Да, это были действительно откровенные показания, те самые, которых так не хватало следствию. Егупов вытаскивал на свет такое, что никогда не было бы обнаружено. К особому удовольствию полковника, тот припомнил весьма любопытный случай, в минуту откровенного разговора поведанный ему Брусневым. Случай этот позволял причислить Бруснева, пускай всего лишь как косвенного участника, к той группе террористов, которая в марте 87-го года попыталась совершить покушение на самого государя!
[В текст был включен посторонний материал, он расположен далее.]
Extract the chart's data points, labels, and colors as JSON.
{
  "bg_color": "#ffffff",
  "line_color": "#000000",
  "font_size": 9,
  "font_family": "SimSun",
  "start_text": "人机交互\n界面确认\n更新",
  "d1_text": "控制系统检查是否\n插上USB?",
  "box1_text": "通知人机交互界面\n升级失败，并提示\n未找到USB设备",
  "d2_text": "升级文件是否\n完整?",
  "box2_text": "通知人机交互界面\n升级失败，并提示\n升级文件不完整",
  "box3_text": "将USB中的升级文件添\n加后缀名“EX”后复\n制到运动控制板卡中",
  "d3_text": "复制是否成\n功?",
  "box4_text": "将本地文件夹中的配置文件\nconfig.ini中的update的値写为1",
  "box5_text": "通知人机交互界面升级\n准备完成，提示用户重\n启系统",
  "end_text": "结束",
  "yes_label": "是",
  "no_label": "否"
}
У Бруснева хранилась целая химическая лаборатория террористов, в которой они и вырабатывали взрывчатую смесь для своих бомб!

Прочитав эти пространные показания вслед за полковником Ивановым, товарищ прокурора Стремоухов обратился к нему с язвительной усмешечкой:

— Ну вот!.. А вы говорили: мол, другой народ пошел! Вон какие откровения закатывают! Да-а!.. А каким гордецом он глядел на первых допросах!..

— Просто у этих, нынешних, благородства нет прежнего, а вместо него — одно плебейское упрямство!.. — угрюмо откликнулся на это замечание полковник.

вернуться

9

Честно, чистосердечно (лат.).

вернуться

10

«Стиль — это человек» (фр.).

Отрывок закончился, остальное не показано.